15 December 2014 at 4:01 pm #7781ken lParticipant
Just wanted to share this information that a friend sent me as
this will be the first Christmas my family and I will celebrating since the lost of our son.Hoping this provides anyone who struggles at Christmas with some strenght and hope.
Ken L GRCG
The holidays can be a stressful, emotional time for many, but when you’re grieving the death of a loved one, it can be even tougher. Loneliness, guilt and feeling out of sync with the rest of the world are common reactions.
Info and advice is provided by Dawn Cruchet, a grief educator and counselor based in Montreal.
1. It’s okay to be upset
The ache of missing someone is often magnified during the holidays. Stores, TV commercials, music – they’re all urging the world to be jolly and enthusiastic, which can be difficult for a griever. “The holidays are especially hard because they go on for so long – all of November and December, and part of January,” says Cruchet. “Plus, all your senses – your sight, hearing, smell and taste – are being tickled with decorations, songs, and food. They’re all reminding you that your person isn’t here to share this time with you.”
If you feel melancholy, or angry, allow yourself to experience these emotions; they’re all part of a healthy grieving process . “If you push down your feelings, they’re going to reappear as fear, anxiety, or bad dreams. It’s important to get what’s inside outside. To pretend that nothing has happened is unnatural, and makes things worse,” says Cruchet. Being true to your feelings and following wherever they take you is healthy and completely normal.
2. Take one year at a time
You might find it too painful during your first holiday without a loved one to decorate your home, exchange gifts or send cards. Cruchet says this is completely normal and there’s no right or wrong way to deal with what December brings.
Don’t beat yourself up if you can’t face traditions such as cooking a huge holiday meal. “It’s okay to have ham or even hot dogs for dinner. It doesn’t mean that it’s going to be forever. It’s just one year,” says Cruchet. “Where you are now will be very different from where you are next year.”
3. Talk about your loss
Avoiding talk of your deceased loved one will make you feel worse, not better. “It’s important to talk about the person who died,” says Cruchet. “Don’t be afraid to share memories and tears.” Gather your friends and family to relive stories and photos of past holidays. You’ll share laughs and a few tears as you fondly reminisce. Let those memories give you strength and comfort.
Some grievers even like to propose a toast, set a place at the table, or light a candle to honour their person. Do what makes you feel best.
4. Handling invitations
The holidays often bring party invites, but what’s a grieving person to do when they feel less than celebratory? When an invite arrives, Cruchet recommends asking if you can RSVP the day of the event. “You’re not going to know how you’re going to feel until that day. If they need to know numbers in advance, too bad. People who love you will be okay with it.”

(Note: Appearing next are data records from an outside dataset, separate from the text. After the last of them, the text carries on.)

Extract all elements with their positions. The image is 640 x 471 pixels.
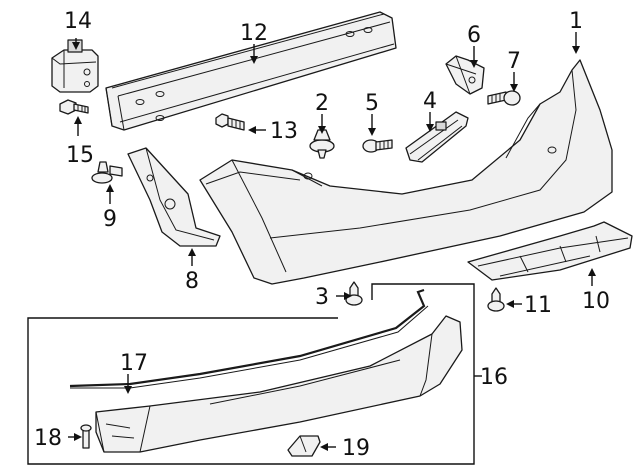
- part-1-bumper-cover[interactable]: [199, 59, 613, 285]
- callout-8: 8: [185, 269, 199, 294]
- leader-lines: [68, 32, 596, 451]
- part-15-bolt[interactable]: [59, 99, 89, 115]
- callout-10: 10: [582, 289, 610, 314]
- callout-15: 15: [66, 143, 94, 168]
- part-4-bracket[interactable]: [405, 111, 469, 163]
- callout-2: 2: [315, 91, 329, 116]
- callout-5: 5: [365, 91, 379, 116]
- part-3-clip[interactable]: [345, 281, 363, 306]
- part-16-lower-spoiler[interactable]: [95, 315, 463, 453]
- part-8-side-bracket[interactable]: [127, 147, 221, 247]
- callout-4: 4: [423, 89, 437, 114]
- part-5-screw[interactable]: [362, 139, 393, 153]
- part-16-group-frame: [27, 283, 475, 465]
- callout-labels: 1 2 3 4 5 6 7 8 9 10 11 12 13 14 15 16 1…: [34, 9, 610, 461]
- callout-14: 14: [64, 9, 92, 34]
- part-13-bolt[interactable]: [215, 113, 245, 131]
- callout-3: 3: [315, 285, 329, 310]
- part-11-clip[interactable]: [487, 287, 505, 312]
- callout-13: 13: [270, 119, 298, 144]
- part-7-bolt[interactable]: [487, 90, 521, 106]
- callout-7: 7: [507, 49, 521, 74]
- callout-18: 18: [34, 426, 62, 451]
- callout-17: 17: [120, 351, 148, 376]
- part-10-under-cover[interactable]: [467, 221, 633, 281]
- callout-19: 19: [342, 436, 370, 461]
- callout-16: 16: [480, 365, 508, 390]
- callout-11: 11: [524, 293, 552, 318]
- callout-12: 12: [240, 21, 268, 46]
- part-9-clip[interactable]: [91, 161, 123, 184]
- part-6-bracket[interactable]: [445, 55, 485, 95]
- part-2-clip[interactable]: [309, 129, 335, 159]
- callout-9: 9: [103, 207, 117, 232]
- part-19-bracket[interactable]: [287, 435, 321, 457]
- part-17-strip[interactable]: [69, 288, 429, 389]
- callout-6: 6: [467, 23, 481, 48]
- callout-1: 1: [569, 9, 583, 34]
- part-18-fastener[interactable]: [80, 424, 92, 449]
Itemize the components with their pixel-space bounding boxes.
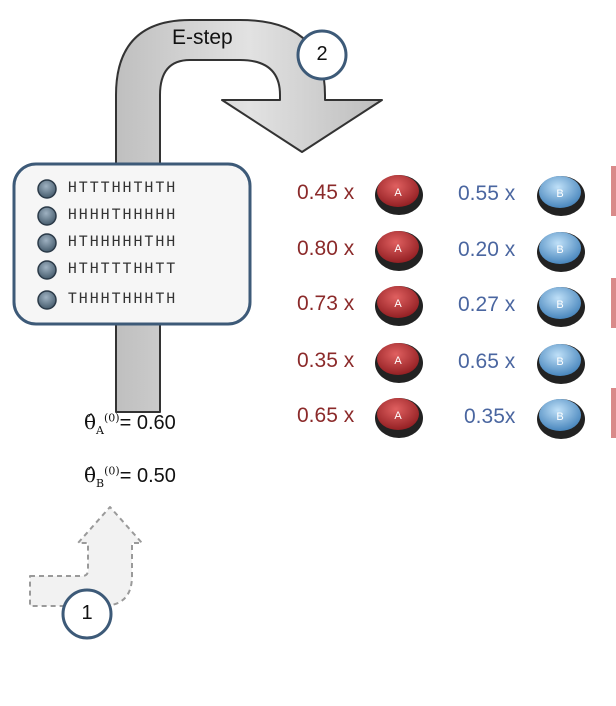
right-edge-bars [611,166,616,438]
coin-a-icon: A [375,286,423,326]
coin-sequence: HHHHTHHHHH [68,207,178,223]
weight-a: 0.35 x [297,349,355,372]
coin-a-icon: A [375,231,423,271]
step-2-badge [296,29,348,81]
theta-b-initial: θ̂B(0)= 0.50 [84,463,176,490]
coin-a-icon: A [375,175,423,215]
weight-b: 0.65 x [458,350,516,373]
step-1-number: 1 [81,602,93,624]
coin-a-icon: A [375,398,423,438]
coin-b-icon: B [537,232,585,272]
unknown-coin-icons [37,179,57,310]
coin-a-letter: A [394,298,402,310]
theta-superscript: (0) [104,411,120,425]
theta-superscript: (0) [104,464,120,478]
theta-symbol: θ̂ [84,463,97,487]
coin-a-letter: A [394,243,402,255]
estep-arrow [115,19,383,413]
coin-sequence: HTTTHHTHTH [68,180,178,196]
weight-a: 0.45 x [297,181,355,204]
theta-subscript: B [96,477,105,490]
unknown-coin-icon [37,206,57,226]
coin-sequence: HTHTTTHHTT [68,261,178,277]
unknown-coin-icon [37,290,57,310]
step-1-badge [61,588,113,640]
unknown-coin-icon [37,179,57,199]
weight-b: 0.27 x [458,293,516,316]
estep-label: E-step [172,26,233,49]
coin-sequence: THHHTHHHTH [68,291,178,307]
coin-b-icons: B B B B B [537,176,585,439]
coin-a-letter: A [394,410,402,422]
coin-b-icon: B [537,287,585,327]
coin-b-letter: B [556,411,563,423]
weight-a: 0.65 x [297,404,355,427]
coin-b-icon: B [537,399,585,439]
coin-b-icon: B [537,344,585,384]
theta-subscript: A [96,424,104,437]
weight-a: 0.73 x [297,292,355,315]
sequences-panel [12,162,252,326]
weight-b: 0.20 x [458,238,516,261]
theta-symbol: θ̂ [84,410,97,434]
init-arrow [29,506,143,607]
step-2-number: 2 [316,43,328,65]
unknown-coin-icon [37,233,57,253]
coin-a-icons: A A A A A [375,175,423,438]
coin-a-letter: A [394,355,402,367]
coin-sequence: HTHHHHHTHH [68,234,178,250]
coin-b-letter: B [556,356,563,368]
unknown-coin-icon [37,260,57,280]
theta-value: = 0.50 [119,465,176,487]
coin-a-letter: A [394,187,402,199]
theta-a-initial: θ̂A(0)= 0.60 [84,410,176,437]
weight-b: 0.35x [464,405,516,428]
coin-a-icon: A [375,343,423,383]
theta-value: = 0.60 [119,412,176,434]
weight-b: 0.55 x [458,182,516,205]
coin-b-letter: B [556,188,563,200]
coin-b-letter: B [556,244,563,256]
coin-b-icon: B [537,176,585,216]
coin-b-letter: B [556,299,563,311]
weight-a: 0.80 x [297,237,355,260]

If you decide to go but are still feeling apprehensive, try the 20-minute rule. “Go for 20 minutes and then reassess,” says Cruchet. If you’re having a good time, stay. If you’re feeling overwhelmed, it’s okay to leave. Give yourself kudos for trying.
5. It’s okay to accept help
“Many of us like to be in control, and find it hard to accept offers of help,” says Cruchet. “It can reflect our vulnerability.” When friends and family ask if they can lend a hand, it’s not a sign of weakness to let them. “Grieving is exhausting. It takes a lot of energy,” says Cruchet. “If you don’t have the energy to cook a turkey, wrap gifts , or write cards, let someone else do it.”
6. Don’t feel guilty
It’s not uncommon to feel you’re dishonouring your loved one’s memory if you have a good time. How can you laugh when they’re gone? “The fact that you smile or laugh, or can be caught up in a movie has nothing to do with how much you love or miss that person,” says Cruchet. “We adjust to the person’s death and lack of physical presence. And part of that adjustment means getting on with our lives.”
7. Help others
Some people find that focusing on the needs of others during the holidays gets them through the season. Volunteer at a food bank or animal shelter, organize toy donations for a children’s charity, or bake cookies for your local seniors’ centre. It feels good to give the gift of time and thoughtfulness. You might even start a new holiday tradition. “Giving can become a tribute to the person who has died,” says Cruchet.17 December 2014 at 12:15 pm #7782janey1Participant
Thank you Ken, this advice is practical and helpful for anyone missing a loved one this year.
I’m more sorry than words can say that this applies to you.